Link Between Diabetes, COVID
About half of Izuora’s patients today have diabetes. There are two types of diabetes: Type 1, an autoimmune disease, and Type 2, a metabolic disorder. Both are chronic diseases that affect the way the body regulates blood sugar or glucose. Glucose is the fuel that feeds the body’s cells, but to enter cells it needs a key. Insulin is that key. People with Type 1 diabetes don’t produce insulin. People with Type 2 diabetes don’t respond to insulin as well as they should and later in the disease often don’t make enough insulin. Both types can lead to chronically high blood sugar levels, increasing the risk of diabetic complications, which include cardiovascular disease, nerve and kidney damage, and now an increased risk of COVID-19 complications.

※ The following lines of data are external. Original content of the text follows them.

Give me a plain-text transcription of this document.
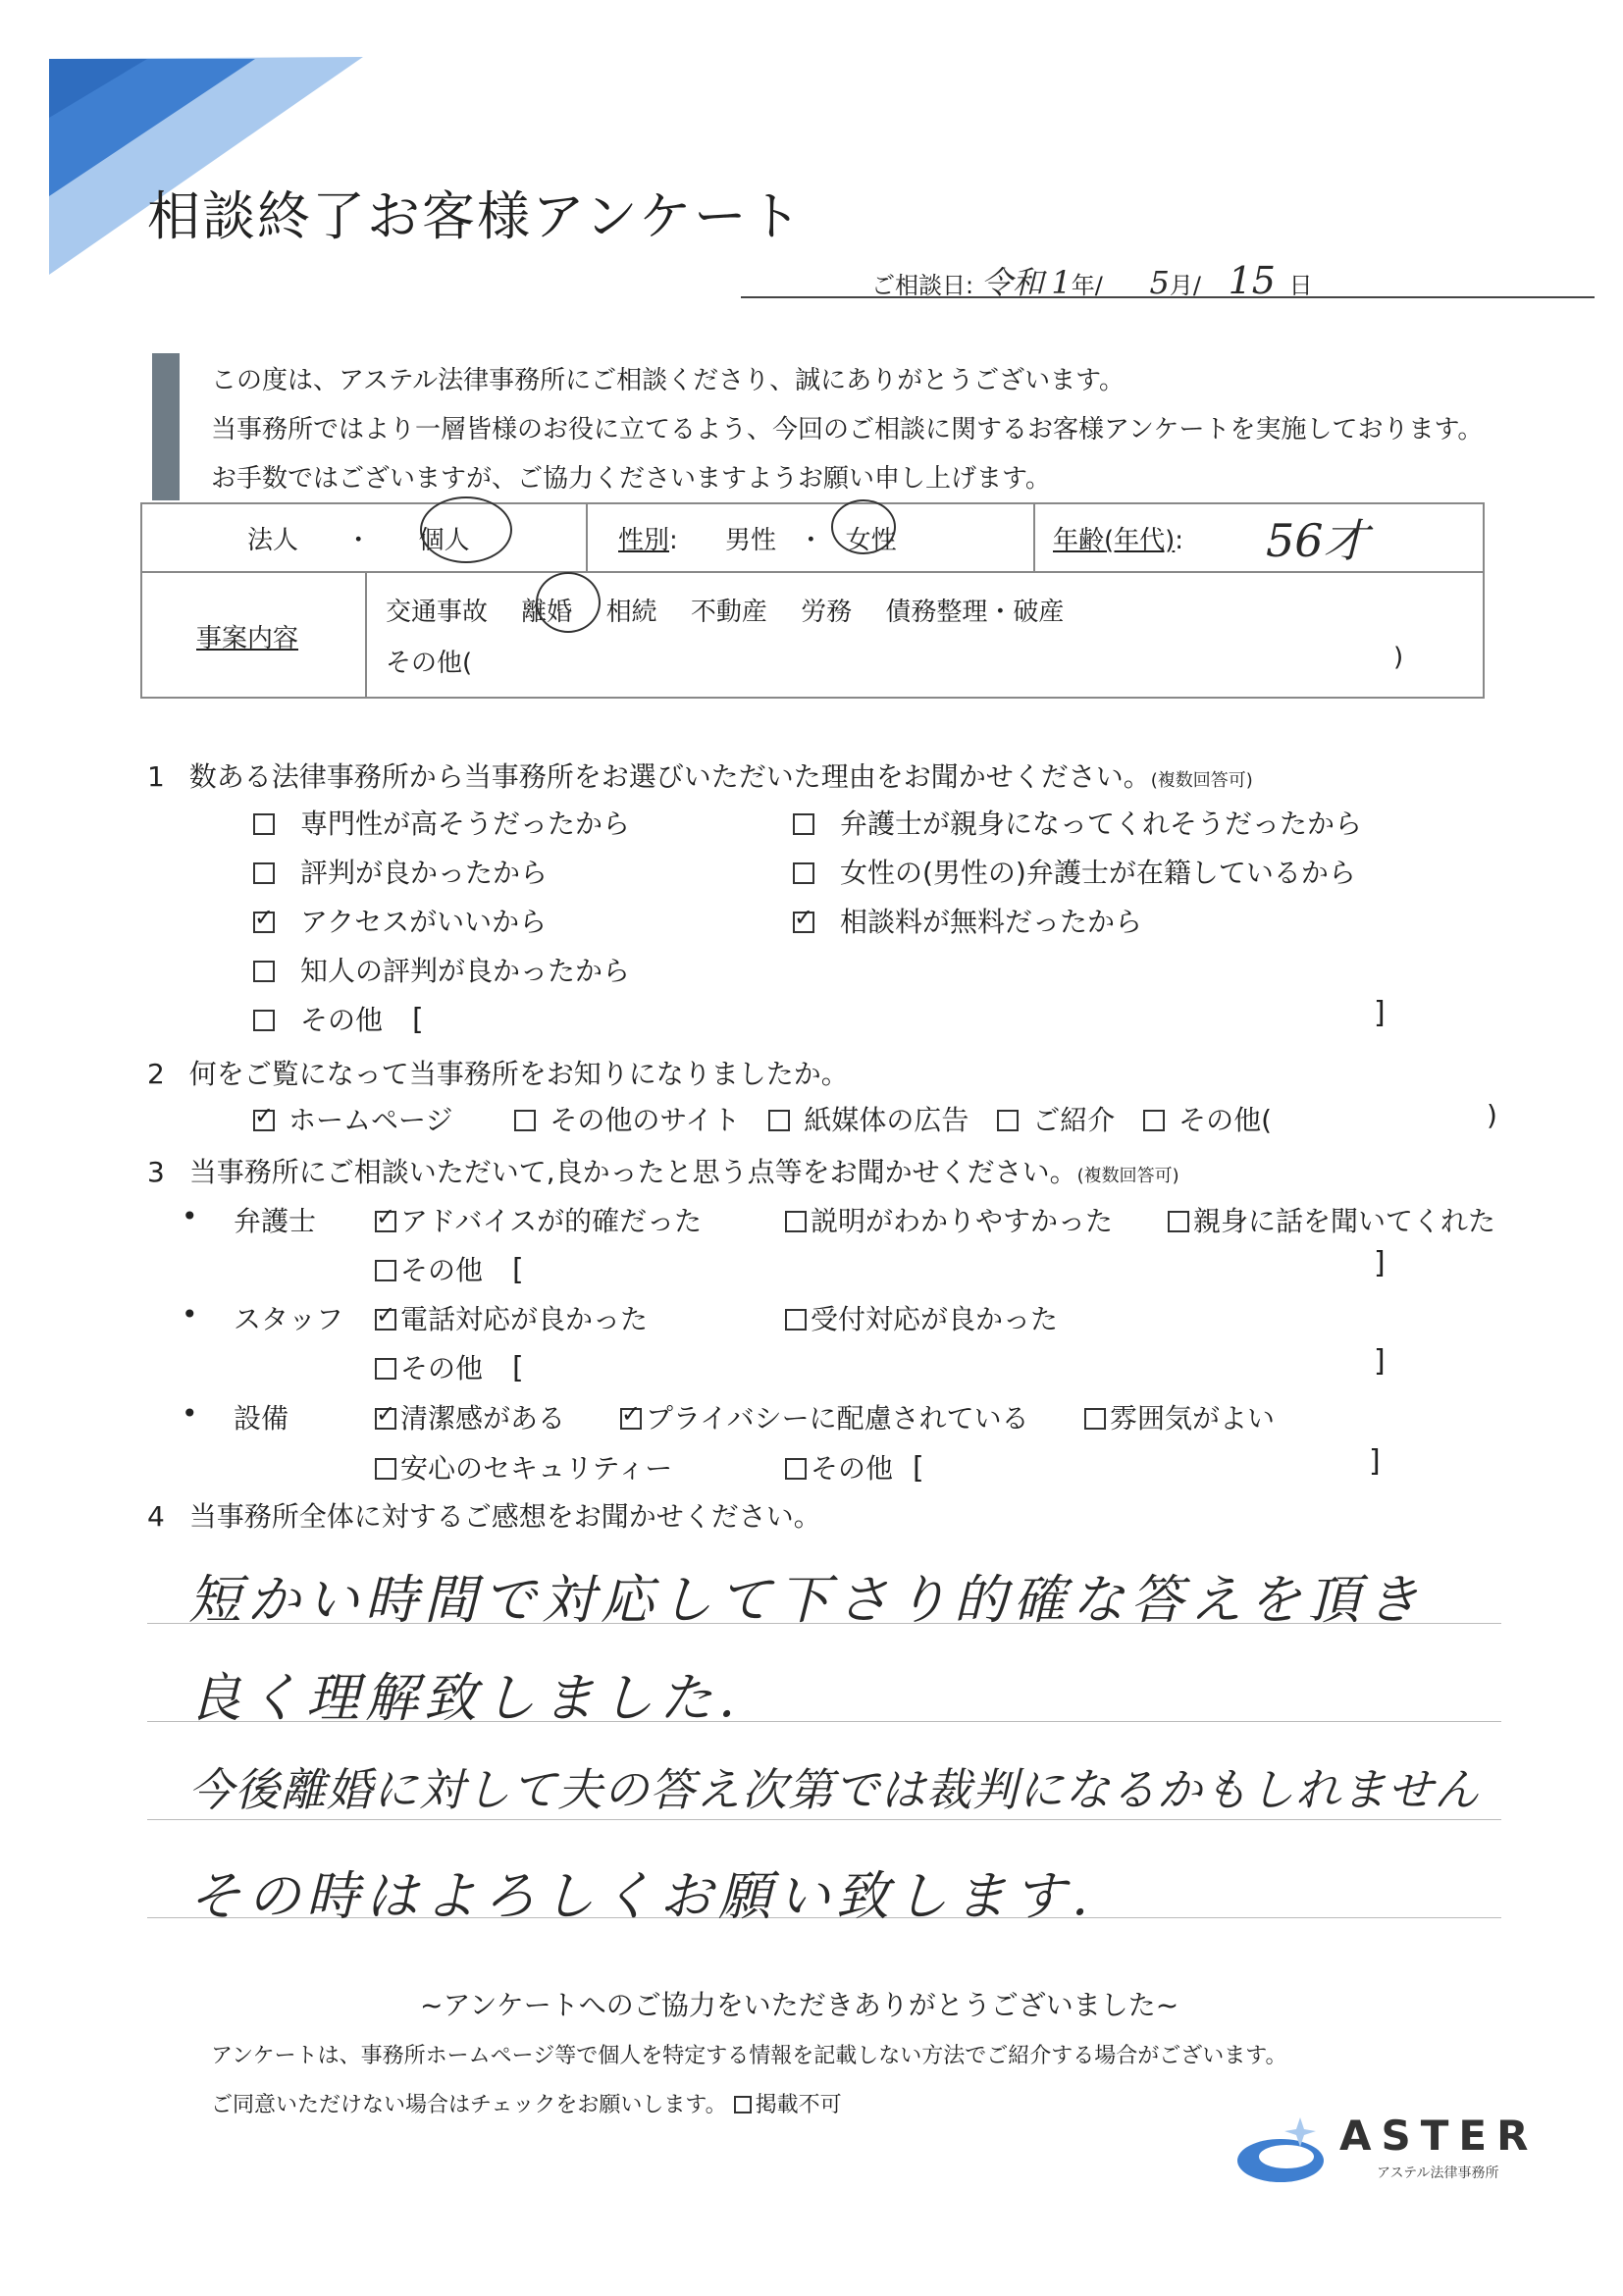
相談終了お客様アンケート
ご相談日: 令和 1年/ 5月/ 15 日
この度は、アステル法律事務所にご相談くださり、誠にありがとうございます。
当事務所ではより一層皆様のお役に立てるよう、今回のご相談に関するお客様アンケートを実施しております。
お手数ではございますが、ご協力くださいますようお願い申し上げます。
法人 ・ 個人	性別: 男性 ・ 女性	年齢(年代): 56才
事案内容
交通事故 離婚 相続 不動産 労務 債務整理・破産
その他(	)
1 数ある法律事務所から当事務所をお選びいただいた理由をお聞かせください。(複数回答可)
専門性が高そうだったから	弁護士が親身になってくれそうだったから
評判が良かったから	女性の(男性の)弁護士が在籍しているから
✓アクセスがいいから ✓	相談料が無料だったから
知人の評判が良かったから
その他 [	]
2 何をご覧になって当事務所をお知りになりましたか。
✓ホームページ	その他のサイト 紙媒体の広告 ご紹介 その他(	)
3 当事務所にご相談いただいて,良かったと思う点等をお聞かせください。(複数回答可)
• 弁護士 ✓	アドバイスが的確だった	説明がわかりやすかった	親身に話を聞いてくれた
その他 [	]
• スタッフ ✓	電話対応が良かった	受付対応が良かった
その他 [	]
• 設備 ✓	清潔感がある ✓	プライバシーに配慮されている	雰囲気がよい
安心のセキュリティー	その他 [	]
4 当事務所全体に対するご感想をお聞かせください。
短かい時間で対応して下さり的確な答えを頂き
良く理解致しました.
今後離婚に対して夫の答え次第では裁判になるかもしれません
その時はよろしくお願い致します.
~アンケートへのご協力をいただきありがとうございました~
アンケートは、事務所ホームページ等で個人を特定する情報を記載しない方法でご紹介する場合がございます。
ご同意いただけない場合はチェックをお願いします。 掲載不可
ASTER
アステル法律事務所
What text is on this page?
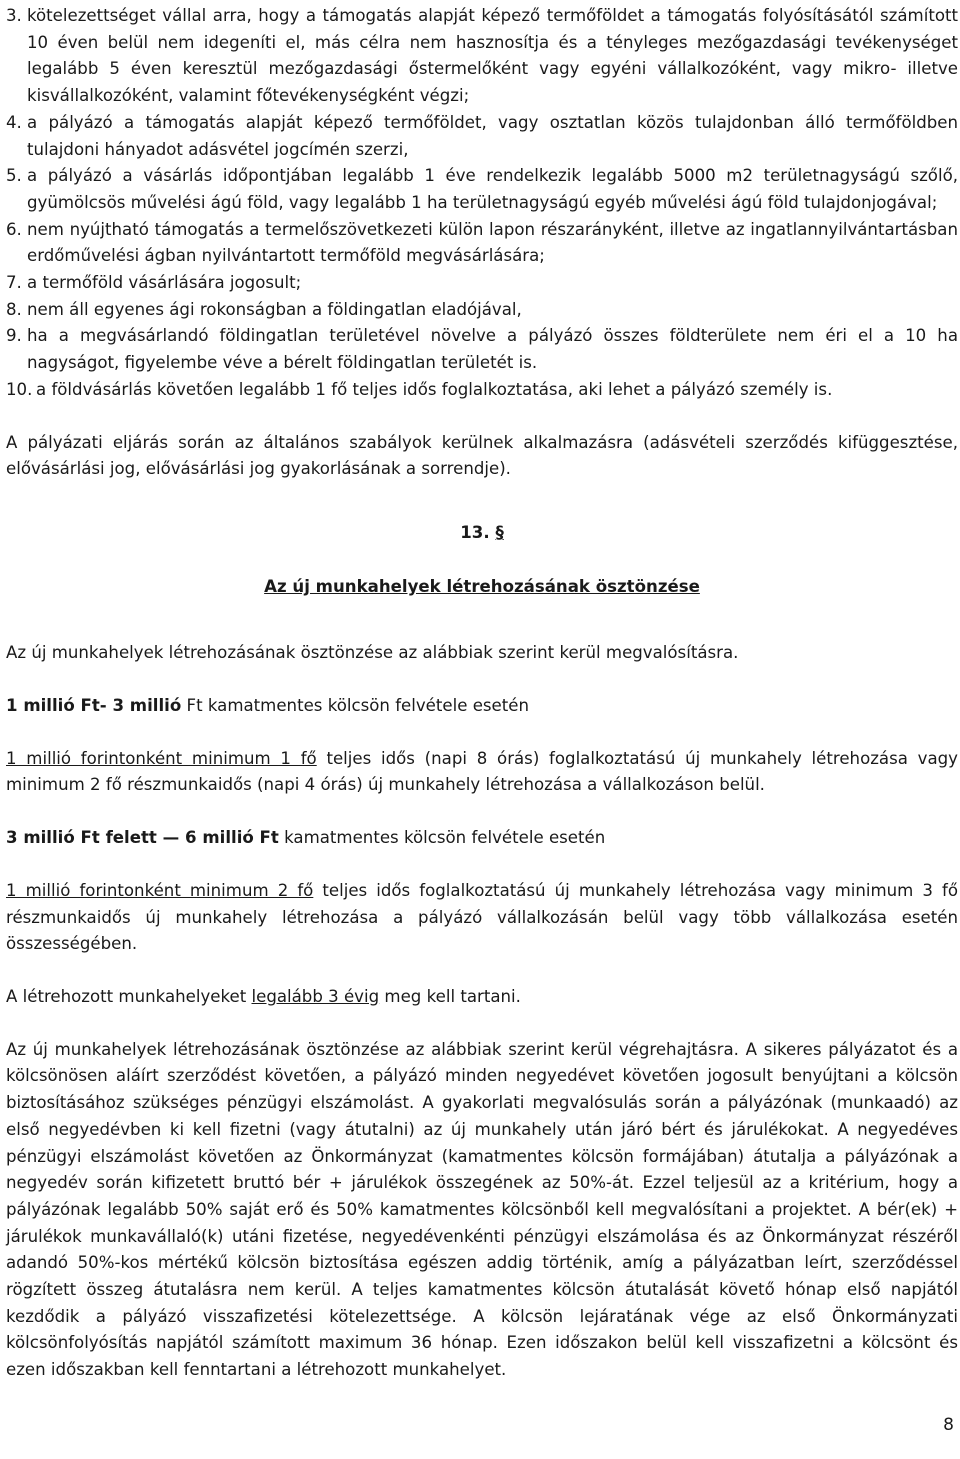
3. kötelezettséget vállal arra, hogy a támogatás alapját képező termőföldet a támogatás folyósításától számított 10 éven belül nem idegeníti el, más célra nem hasznosítja és a tényleges mezőgazdasági tevékenységet legalább 5 éven keresztül mezőgazdasági őstermelőként vagy egyéni vállalkozóként, vagy mikro- illetve kisvállalkozóként, valamint főtevékenységként végzi;
4. a pályázó a támogatás alapját képező termőföldet, vagy osztatlan közös tulajdonban álló termőföldben tulajdoni hányadot adásvétel jogcímén szerzi,
5. a pályázó a vásárlás időpontjában legalább 1 éve rendelkezik legalább 5000 m2 területnagyságú szőlő, gyümölcsös művelési ágú föld, vagy legalább 1 ha területnagyságú egyéb művelési ágú föld tulajdonjogával;
6. nem nyújtható támogatás a termelőszövetkezeti külön lapon részarányként, illetve az ingatlannyilvántartásban erdőművelési ágban nyilvántartott termőföld megvásárlására;
7. a termőföld vásárlására jogosult;
8. nem áll egyenes ági rokonságban a földingatlan eladójával,
9. ha a megvásárlandó földingatlan területével növelve a pályázó összes földterülete nem éri el a 10 ha nagyságot, figyelembe véve a bérelt földingatlan területét is.
10. a földvásárlás követően legalább 1 fő teljes idős foglalkoztatása, aki lehet a pályázó személy is.

A pályázati eljárás során az általános szabályok kerülnek alkalmazásra (adásvételi szerződés kifüggesztése, elővásárlási jog, elővásárlási jog gyakorlásának a sorrendje).

13. §
Az új munkahelyek létrehozásának ösztönzése

Az új munkahelyek létrehozásának ösztönzése az alábbiak szerint kerül megvalósításra.

1 millió Ft- 3 millió Ft kamatmentes kölcsön felvétele esetén

1 millió forintonként minimum 1 fő teljes idős (napi 8 órás) foglalkoztatású új munkahely létrehozása vagy minimum 2 fő részmunkaidős (napi 4 órás) új munkahely létrehozása a vállalkozáson belül.

3 millió Ft felett — 6 millió Ft kamatmentes kölcsön felvétele esetén

1 millió forintonként minimum 2 fő teljes idős foglalkoztatású új munkahely létrehozása vagy minimum 3 fő részmunkaidős új munkahely létrehozása a pályázó vállalkozásán belül vagy több vállalkozása esetén összességében.

A létrehozott munkahelyeket legalább 3 évig meg kell tartani.

Az új munkahelyek létrehozásának ösztönzése az alábbiak szerint kerül végrehajtásra. A sikeres pályázatot és a kölcsönösen aláírt szerződést követően, a pályázó minden negyedévet követően jogosult benyújtani a kölcsön biztosításához szükséges pénzügyi elszámolást. A gyakorlati megvalósulás során a pályázónak (munkaadó) az első negyedévben ki kell fizetni (vagy átutalni) az új munkahely után járó bért és járulékokat. A negyedéves pénzügyi elszámolást követően az Önkormányzat (kamatmentes kölcsön formájában) átutalja a pályázónak a negyedév során kifizetett bruttó bér + járulékok összegének az 50%-át. Ezzel teljesül az a kritérium, hogy a pályázónak legalább 50% saját erő és 50% kamatmentes kölcsönből kell megvalósítani a projektet. A bér(ek) + járulékok munkavállaló(k) utáni fizetése, negyedévenkénti pénzügyi elszámolása és az Önkormányzat részéről adandó 50%-kos mértékű kölcsön biztosítása egészen addig történik, amíg a pályázatban leírt, szerződéssel rögzített összeg átutalásra nem kerül. A teljes kamatmentes kölcsön átutalását követő hónap első napjától kezdődik a pályázó visszafizetési kötelezettsége. A kölcsön lejáratának vége az első Önkormányzati kölcsönfolyósítás napjától számított maximum 36 hónap. Ezen időszakon belül kell visszafizetni a kölcsönt és ezen időszakban kell fenntartani a létrehozott munkahelyet.

8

In the U.S., a government study found that nearly 40 percent of people who have died with COVID-19 had diabetes. That statistic, according to Izuora, seems on the mark in Las Vegas. COVID-19 appears not only to thrive in a high-sugar environment but to exacerbate it. High blood sugar can weaken the immune system or damage vital organs. The virus often targets the heart, lungs, and kidneys, organs already weakened in many diabetes patients. High glucose and lipid counts in patients with diabetes can trigger a “cytokine storm,” when the immune system overreacts, attacking the body and sometimes causing lethal blood clots to form. Studies now suggest the virus may also trigger new cases of diabetes.
Izuora, whose research focuses on diabetes and its complications, sees research breakthroughs coming in endocrinology, particularly in the management of diabetes. “Over the course of my career, I have seen so much change and anticipate even more,” he said. “This includes new medications and devices that have resulted in improved quality of life and better life expectancy for our patients. This is why it is important to invest our efforts in research.”
A former president of the Nevada Chapter of the American Association of Clinical Endocrinologists (AACE) and a current member of the National AACE Board of Directors, Izuora said the risk of catching the virus isn’t higher in patients with diabetes than for anyone else. But they can have worse complications if they do get exposed. That’s especially true, he said, if their diabetes isn’t well-controlled.
“I keep telling my patients to take all precautions not to be exposed,” said Izuora, who as a member of the UNLV Medicine COVID-19 Task Force has helped develop some of the algorithms used to guide clinical decisions related to the virus.
“Just wearing a mask can help so many of my patients keep free of the virus.”